Add section about handling failures to the workflows documentation

Closes #45175 Signed-off-by: Stefan Guilhen <sguilhen@redhat.com>
2026-02-18 18:37:54 -05:00 · 2026-02-13 11:00:45 -03:00 · 2026-02-13 11:00:45 -03:00 · c17d9d0d0c
commit c17d9d0d0c
parent 0b93d23201
2 changed files with 25 additions and 0 deletions
--- a/docs/documentation/server_admin/topics/assembly-managing-workflows.adoc
+++ b/docs/documentation/server_admin/topics/assembly-managing-workflows.adoc
@ -12,5 +12,6 @@ include::workflows/scheduling-workflows.adoc[leveloffset=+2]
 include::workflows/defining-conditions.adoc[leveloffset=+2]
 include::workflows/defining-steps.adoc[leveloffset=+2]
 include::workflows/understanding-workflows-engine.adoc[leveloffset=+2]
+include::workflows/handling-failures.adoc[leveloffset=+2]
 include::workflows/understanding-common-use-cases.adoc[leveloffset=+2]

--- a/docs/documentation/server_admin/topics/workflows/handling-failures.adoc
+++ b/docs/documentation/server_admin/topics/workflows/handling-failures.adoc
@ -0,0 +1,24 @@
+[id="handling-failures_{context}"]
+
+[[_handling_failures_]]
+=  Handling failures
+[role="_abstract"]
+
+The workflows engine keeps track of the execution process by storing the step that should run in a state table. If
+the step fails to run, either due to an error in the step execution or because of a timeout, the error is logged, an event
+is fired, and the state table remains unchanged. This effectively means that the step will be retried the next time the workflow
+execution task runs.
+
+In this initial version there's no limit to the number of retries, so a workflow execution can get stuck until the administrator
+intervenes and either fixes the issue that is preventing the step from running successfully or uses the API to cancel the workflow
+execution or to migrate the resource to a different workflow/step. Thus, it is important that admins monitor the workflow execution
+logs and check for any errors that may occur repeatedly.
+
+NOTE: The state table is used even for immediate steps (i.e. steps that are supposed to run immediately after the previous step).
+This means that if an immediate step fails, the workflow execution will be retried later, and the failed step will be retried as well,
+behaving as if it were a scheduled step. This is to ensure that the workflow execution process is consistent and that all steps are
+retried in the same way, regardless of their configuration.

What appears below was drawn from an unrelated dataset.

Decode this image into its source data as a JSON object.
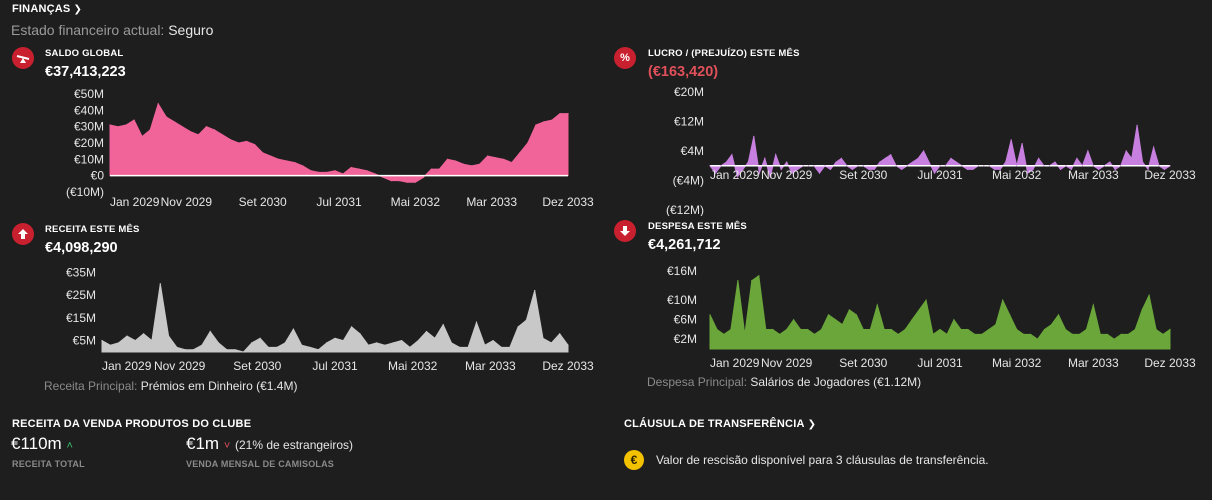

This also ensures the workflow will be resumed in case of server restarts or crashes.
+
+Future versions of the workflows engine will include more features to handle failures, such as the ability to configure a maximum number
+of retries for each step, as well as the ability to define custom error handling logic for specific steps, like skip the step or cancel
+the workflow execution.